Head of HR, Mirjam Bamberger, is the driving force behind “Axelerate.” The goal is a one hundred per cent agile company. Ms. Bamberger, who is 43, has been head of HR at Axa Winterthur since 2014. She says:

 

“The big transformation is only just rearing its head, which is why we need to get the company ready now if we’re to weather the storms that are gathering now.”

 

As a warning, this weather forecast deserves to be taken seriously. That’s why the insurance is sending a quarter of its workforce in Switzerland back to school: 1000 executives and specialists are taking four-day courses, with the program running from September 2017 to May 2018. To make everything go smoothly, the company has leased and entire floor in a former factory building on the Maggi site at Kemptthal, near Winterthur. Once a production facility for bouillon cubes, the building now hosts a service company looking to shape its future. The vintage industrial chic of the rooms is one thing, but they bear little resemblance to classrooms as you might know them. The whole set-up rather resembles a scavenger hunt with the addition of a chill-out zone and a juice bar.

 

This is where staff are introduced to a new way of thinking, which ultimately is to permeate the company as a whole.

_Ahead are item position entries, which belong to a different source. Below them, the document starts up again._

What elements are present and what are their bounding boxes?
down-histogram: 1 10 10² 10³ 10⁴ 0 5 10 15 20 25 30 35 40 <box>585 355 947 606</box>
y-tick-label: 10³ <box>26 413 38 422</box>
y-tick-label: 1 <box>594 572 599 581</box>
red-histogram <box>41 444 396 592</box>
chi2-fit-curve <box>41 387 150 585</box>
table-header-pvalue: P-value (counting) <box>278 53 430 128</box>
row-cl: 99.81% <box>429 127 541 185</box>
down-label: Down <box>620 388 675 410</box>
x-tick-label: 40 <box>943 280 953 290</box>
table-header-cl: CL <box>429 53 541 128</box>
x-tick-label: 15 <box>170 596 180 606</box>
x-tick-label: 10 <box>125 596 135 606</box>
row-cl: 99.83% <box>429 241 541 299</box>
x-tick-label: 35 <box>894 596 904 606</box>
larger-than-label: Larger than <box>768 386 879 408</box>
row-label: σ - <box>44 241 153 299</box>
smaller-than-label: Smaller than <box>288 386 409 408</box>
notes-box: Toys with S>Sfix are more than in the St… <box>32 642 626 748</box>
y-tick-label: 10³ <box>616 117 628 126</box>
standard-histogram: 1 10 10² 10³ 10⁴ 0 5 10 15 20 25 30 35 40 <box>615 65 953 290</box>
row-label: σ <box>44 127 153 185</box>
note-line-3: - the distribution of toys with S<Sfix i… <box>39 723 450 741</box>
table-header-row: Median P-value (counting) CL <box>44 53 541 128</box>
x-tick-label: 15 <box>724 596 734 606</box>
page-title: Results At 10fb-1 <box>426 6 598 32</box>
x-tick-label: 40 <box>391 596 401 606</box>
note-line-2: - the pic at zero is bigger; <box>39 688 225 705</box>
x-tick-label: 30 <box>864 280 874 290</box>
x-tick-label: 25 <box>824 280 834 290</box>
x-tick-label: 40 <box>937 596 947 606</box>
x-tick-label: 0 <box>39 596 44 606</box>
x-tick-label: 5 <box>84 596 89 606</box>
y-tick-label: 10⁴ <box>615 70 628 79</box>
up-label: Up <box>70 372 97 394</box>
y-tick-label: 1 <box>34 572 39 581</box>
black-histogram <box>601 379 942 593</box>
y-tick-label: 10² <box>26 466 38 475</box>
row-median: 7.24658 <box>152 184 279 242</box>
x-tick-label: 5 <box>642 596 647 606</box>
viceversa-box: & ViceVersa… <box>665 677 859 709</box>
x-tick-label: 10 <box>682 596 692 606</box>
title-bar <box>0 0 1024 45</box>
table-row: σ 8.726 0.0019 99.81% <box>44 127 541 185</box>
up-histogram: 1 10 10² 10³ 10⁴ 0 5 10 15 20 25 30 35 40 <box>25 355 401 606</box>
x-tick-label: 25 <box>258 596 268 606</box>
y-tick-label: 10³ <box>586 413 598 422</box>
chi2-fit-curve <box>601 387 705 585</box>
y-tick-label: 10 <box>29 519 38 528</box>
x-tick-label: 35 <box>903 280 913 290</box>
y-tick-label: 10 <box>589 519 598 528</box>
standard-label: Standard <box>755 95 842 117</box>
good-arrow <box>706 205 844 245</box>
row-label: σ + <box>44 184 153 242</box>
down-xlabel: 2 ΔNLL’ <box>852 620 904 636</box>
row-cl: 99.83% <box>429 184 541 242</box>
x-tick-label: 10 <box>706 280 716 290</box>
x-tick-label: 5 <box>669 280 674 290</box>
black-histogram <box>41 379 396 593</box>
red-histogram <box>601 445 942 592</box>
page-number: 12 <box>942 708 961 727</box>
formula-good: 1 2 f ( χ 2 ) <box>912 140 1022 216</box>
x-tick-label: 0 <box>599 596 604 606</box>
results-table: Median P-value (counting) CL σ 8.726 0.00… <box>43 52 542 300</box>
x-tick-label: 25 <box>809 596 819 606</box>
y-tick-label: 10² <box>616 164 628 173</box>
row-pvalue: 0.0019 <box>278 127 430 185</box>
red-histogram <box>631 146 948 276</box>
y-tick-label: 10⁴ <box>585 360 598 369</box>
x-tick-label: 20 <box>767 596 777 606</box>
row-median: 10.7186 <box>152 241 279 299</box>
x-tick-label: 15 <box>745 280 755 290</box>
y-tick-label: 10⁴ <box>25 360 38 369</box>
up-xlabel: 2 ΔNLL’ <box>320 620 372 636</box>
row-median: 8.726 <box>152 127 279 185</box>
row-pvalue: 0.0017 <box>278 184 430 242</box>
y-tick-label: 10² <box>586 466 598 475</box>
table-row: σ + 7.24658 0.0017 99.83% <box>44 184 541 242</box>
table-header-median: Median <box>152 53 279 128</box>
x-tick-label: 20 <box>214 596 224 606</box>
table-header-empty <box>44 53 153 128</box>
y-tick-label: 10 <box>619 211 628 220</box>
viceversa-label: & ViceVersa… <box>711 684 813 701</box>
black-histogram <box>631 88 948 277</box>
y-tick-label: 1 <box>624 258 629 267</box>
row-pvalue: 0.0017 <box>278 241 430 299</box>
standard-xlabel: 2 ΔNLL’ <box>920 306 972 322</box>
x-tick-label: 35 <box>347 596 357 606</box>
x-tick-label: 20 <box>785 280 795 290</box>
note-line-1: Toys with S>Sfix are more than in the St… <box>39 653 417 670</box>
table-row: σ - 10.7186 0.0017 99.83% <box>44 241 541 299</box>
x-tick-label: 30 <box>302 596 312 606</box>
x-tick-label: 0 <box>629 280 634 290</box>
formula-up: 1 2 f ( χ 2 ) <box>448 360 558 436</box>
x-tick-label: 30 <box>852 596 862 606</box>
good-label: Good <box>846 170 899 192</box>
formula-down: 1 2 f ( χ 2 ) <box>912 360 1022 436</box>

At present, 10 per cent of the workforce use agile methods, the medium-term goal is a third. “The goal is a company that is one hundred per cent agile—as a state of mind, that is,” says Bamberger. “We’ve still got a lot of ground to cover.”

 

An ambitious task indeed: Agile working means more than just adjusting a few controls or tweaking the odd process. It means standing the entire company on its head—in the head! Just moving around a few boxes in an organization diagram won’t do the trick, as Kurt Koch (58), who works in personnel development at Axa Winterthur, explains:

 

“To me, this isn’t a classic case of reorganization. This is not about getting rid of something, it’s all about a change in culture”

 

The boss’s role, too, is up for redefinition: It’s no longer enough for leaders to give orders and instructions or to set targets. What counts is enabling staff, the team, to act agilely—and yet not to leave behind those who value structure. “Now, instructions come from the team, and not from a superior. This has the advantage of carrying along weaker members and creating a space in the organization for people who prefer clear instructions what to do,” says Koch. Yet not everyone is pleased with the change in culture: Leveling hierarchies and the loss of privileges it entails lead some people to leave the company—yet not, as Koch confirms, because they are pressured to do so, but by choice.

 

“Success can put you to sleep,” according to Frank Hermle (50), who is an expert in corporate culture and transformation at The Culture Institute, which is supporting Axa Winterthur on its way to becoming an agile business.

 

“What we’re witnessing today is change par excellence. Many business models are disappearing,” warns Hermle.

 

To wake up the participants in the seminar, at one station, they are confronted with a fictitious but horrifying scenario: What was their part in the decline of Axa Winterthur? The point is not to look for specific mistakes, but to guide staff thinking in a particular direction: “There’s no shame in failure—if you learn from it,” as Mirjam Bamberger formulates her commitment to tolerating errors. Avowals of that kind are still rare im Swiss corporate culture. Ms. Bamberger, who is from Germany, strikes a similarly new note in discussing anther motive for change: “If we don’t change, we’ll have trouble finding suitable candidates on the job market. People have different expectations of their employers these days. It’s more about being trusted and valued than just about money,” she explains the need for an agile approach to work.